Al multiplicar los sitios de residencia, Luis XIV había impuesto a todos los personajes que tenían entrada cerca de su persona, el deber de ser muy ricos, a fin de que imitasen en la debida proporción el tren de su casa y las reglas de sus caprichos.
Residía M. de Richelieu en su palacio de Versalles cuando cayeron el duque de Choiseul y el de Praslin, y allí también fue a pasar la noche después de presentar en Luciennes su sobrino a madame du Barry.

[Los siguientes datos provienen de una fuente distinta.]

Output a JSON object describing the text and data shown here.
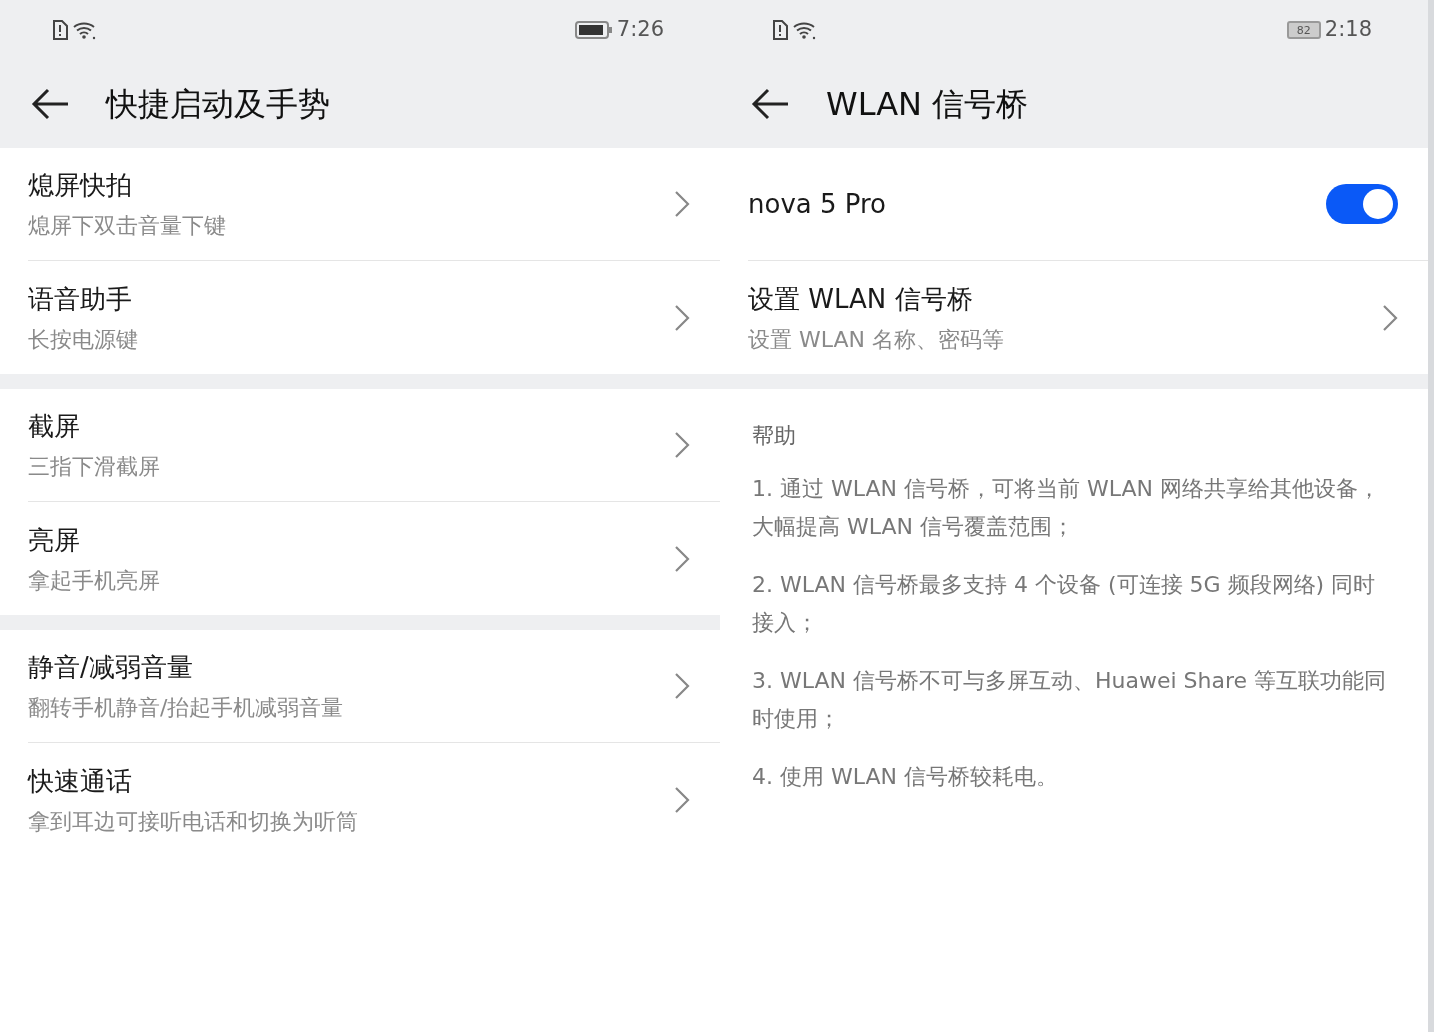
{
  "screens": [
    {
      "status_bar": {
        "time": "7:26"
      },
      "title": "快捷启动及手势",
      "sections": [
        {
          "items": [
            {
              "kind": "link",
              "title": "熄屏快拍",
              "subtitle": "熄屏下双击音量下键"
            },
            {
              "kind": "link",
              "title": "语音助手",
              "subtitle": "长按电源键"
            }
          ]
        },
        {
          "items": [
            {
              "kind": "link",
              "title": "截屏",
              "subtitle": "三指下滑截屏"
            },
            {
              "kind": "link",
              "title": "亮屏",
              "subtitle": "拿起手机亮屏"
            }
          ]
        },
        {
          "items": [
            {
              "kind": "link",
              "title": "静音/减弱音量",
              "subtitle": "翻转手机静音/抬起手机减弱音量"
            },
            {
              "kind": "link",
              "title": "快速通话",
              "subtitle": "拿到耳边可接听电话和切换为听筒"
            }
          ]
        }
      ]
    },
    {
      "status_bar": {
        "time": "2:18",
        "battery_text": "82"
      },
      "title": "WLAN 信号桥",
      "sections": [
        {
          "items": [
            {
              "kind": "switch",
              "title": "nova 5 Pro",
              "on": true
            },
            {
              "kind": "link",
              "title": "设置 WLAN 信号桥",
              "subtitle": "设置 WLAN 名称、密码等"
            }
          ]
        }
      ],
      "help": {
        "heading": "帮助",
        "paragraphs": [
          "1. 通过 WLAN 信号桥，可将当前 WLAN 网络共享给其他设备，大幅提高 WLAN 信号覆盖范围；",
          "2. WLAN 信号桥最多支持 4 个设备 (可连接 5G 频段网络) 同时接入；",
          "3. WLAN 信号桥不可与多屏互动、Huawei Share 等互联功能同时使用；",
          "4. 使用 WLAN 信号桥较耗电。"
        ]
      }
    }
  ]
}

Vieron a Richelieu con la condesa en el bosque Marly; le habían visto nuevamente en Versalles después de la desgracia del ministro, y pocos desconocían su audiencia larga y secreta en Luciennes, y estas circunstancias, a las cuales había de agregarse las indicaciones de Juan du Barry, bastaron para que toda la Corte se creyese obligada a ofrecer al mariscal el homenaje de sus respetos.
El anciano duque iba, pues, a aspirar el perfume de la lisonja, de la adulación y de la bajeza que queman siempre ante los ídolos del día todos los que se sostienen de gracias y mercedes inmerecidas.